Metabolic Osteoimmune Biodegradable Zn–Mn Alloys: High Strength‐Ductility and In Situ Vascular‐Osteogenic Coupling

Abstract Driven by the demand for sustainable, safe, and cost‐effective medical materials, design of biodegradable metals increasingly aims to achieve higher strength and biofunctionality with less alloying. This study proposes a high strengthening‐efficiency (high‐SE) design strategy and develops novel Zn‐0.8Mn‐0.1Mg and Zn‐0.8Mn‐0.1Li alloys. With total alloying additions below 1 wt.%, these alloys achieve yield strength of 369–397 MPa, elongation of 42–57%, and remarkable strengthening efficiency (SE) of 6.4–6.8. These SE values represent the highest level among high strength‐ductile Zn alloys (YS > 300 MPa, EL > 40%).

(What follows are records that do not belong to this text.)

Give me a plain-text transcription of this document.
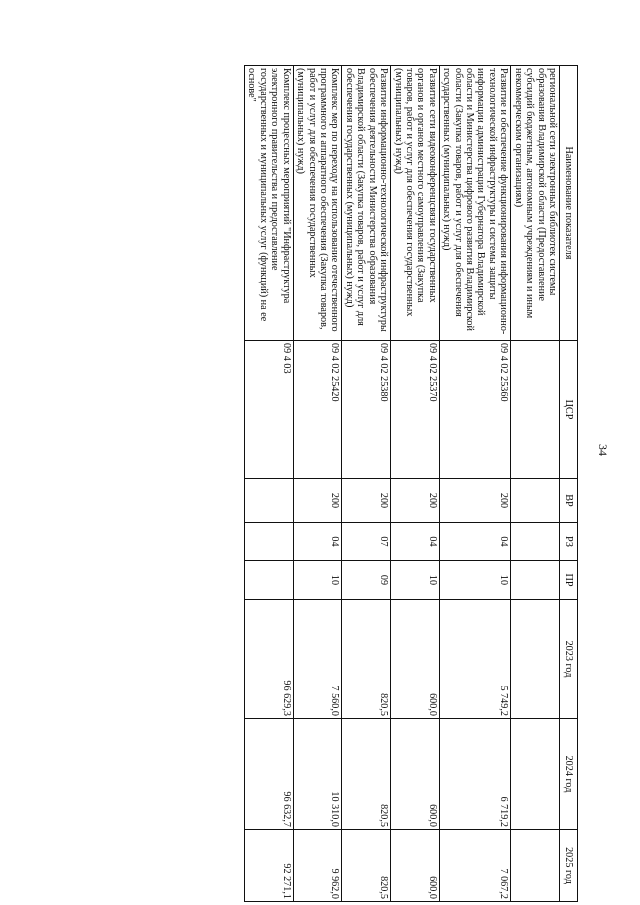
34
Наименование показателя	ЦСР	ВР	РЗ	ПР	2023 год	2024 год	2025 год
региональной сети электронных библиотек системы образования Владимирской области (Предоставление субсидий бюджетным, автономным учреждениям и иным некоммерческим организациям)							
Развитие и обеспечение функционирования информационно-технологической инфраструктуры и системы защиты информации администрации Губернатора Владимирской области и Министерства цифрового развития Владимирской области (Закупка товаров, работ и услуг для обеспечения государственных (муниципальных) нужд)	09 4 02 25360	200	04	10	5 749,2	6 719,2	7 067,2
Развитие сети видеоконференцсвязи государственных органов и органов местного самоуправления (Закупка товаров, работ и услуг для обеспечения государственных (муниципальных) нужд)	09 4 02 25370	200	04	10	600,0	600,0	600,0
Развитие информационно-технологической инфраструктуры обеспечения деятельности Министерства образования Владимирской области (Закупка товаров, работ и услуг для обеспечения государственных (муниципальных) нужд)	09 4 02 25380	200	07	09	820,5	820,5	820,5
Комплекс мер по переходу на использование отечественного программного и аппаратного обеспечения (Закупка товаров, работ и услуг для обеспечения государственных (муниципальных) нужд)	09 4 02 25420	200	04	10	7 560,0	10 310,0	9 962,0
Комплекс процессных мероприятий "Инфраструктура электронного правительства и предоставление государственных и муниципальных услуг (функций) на ее основе"	09 4 03				96 629,3	96 632,7	92 271,1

Benefiting from the synergistic release of Zn 2+ , Mn 2+ , and Li + /Mg 2+ ions, both the alloys exhibit superior antibacterial activity, cytocompatibility, controlled degradation rates, and in vivo osteogenesis, demonstrating excellent degradation‐osteogenesis coupling effect. Notably, Zn‐0.8Mn‐0.1Mg further enhances osteogenesis by activating the PI3K/Akt/HIF‐1α signaling axis, which coordinates cascades of immunomodulation (e.g., IGF2, P2rx5), anti‐inflammation (e.g., Nfkbia inhibition), and cellular energy metabolism (e.g., Ndufaf3), resulting in a more pronounced osteogenic effect. This work establishes a new paradigm for high‐efficiency alloy design, achieving simultaneous breakthroughs in mechanical and biofunctionality, offering a promising framework for next‐generation Zn‐based orthopedic implants.